Based on the top identified SNP in this cohort, further replication data was obtained from three datasets: DKD summary results of Biobank Japan32, the FinnGen Project33 (cohort name: finngen_R5_DM_NEPHROPATHY_EXMORE), and the UK Biobank34 (cohort name: E1122). The GWAS study for the Japanese population contains 220 cases with DKD vs. 132,764 controls. The Finnish samples included 3283 cases with DKD vs. 181,704 controls, and the UK Biobank contains 58 cases vs. 8444 controls. Replication analysis in type 1 diabetes-induced DKD was done in the UK-ROI cohort (Belfast, UK), white individuals with T1D, diagnosed before 31 years of age, whose parents and grandparents were born in the UK and Ireland19. The UK-ROI cohort case group comprised individuals with persistent proteinuria (> 500 mg/24 h) developing more than 10 years after the diagnosis of diabetes, hypertension (> 135/85 mmHg and/or treatment with antihypertensive medication), and retinopathy; ESRD (27.2%) was defined as individuals requiring renal replacement therapy or having received a kidney transplant.
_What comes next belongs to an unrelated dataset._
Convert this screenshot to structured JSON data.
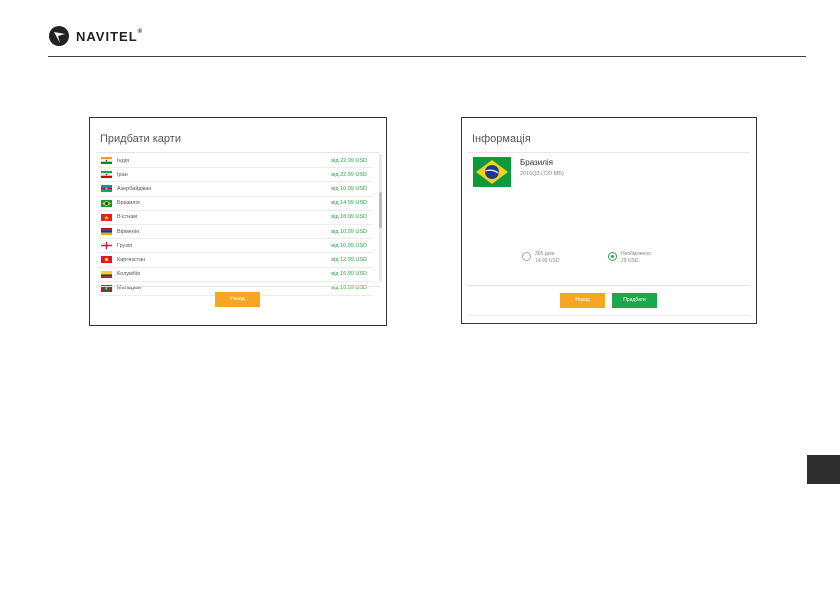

Absence of DKD was defined as persistent normal urine albumin excretion rate (AER; 2 out of 3 urine albumin to creatinine ratio [ACR] measurements, 20 mg of albumin/mg of creatinine) despite duration of T1D for at least 15 years, while not taking an antihypertensive medication, and having no history of treatment with ACE inhibitors. In the analysis in this study, there were 823 DKD/ESRD cases and 903 controls. DNA from individuals in the UK-ROI collection were genotyped using the Omni1-Quad array (Illumina, San Diego, CA, USA).

A replication analysis was conducted in this cohort on previously identified variants (SNPs and candidate genes) associated with DKD, totaling 49 SNPs in 42 gene loci. The direction of effect and strength of association was measured in this cohort.


Study cohort characteristics

All study participants had T2DM, and both cases and controls (with or without DKD) demonstrated poor glycemic control indices (mean HbA1c > 7% for both groups). Moreover, those with DKD were mostly men (p < 0.001), older in age (p < 0.001), and had higher rates of associated comorbidities, such as hypertension (p < 0.001) and dyslipidemia (p < 0.001) (Table 1). The renal function (eGFR, p < 0.001; creatinine, p < 0.001), urea, p < 0.001; vitamin D, p = 0.002) and lipid profile (cholesterol total, p < 0.001; HDL, p = 0.002; LDL, p < 0.001) were significantly lower in participants with DKD than non-DKD patients. BMI demonstrated no significant association (p = 0.392) between cases and controls.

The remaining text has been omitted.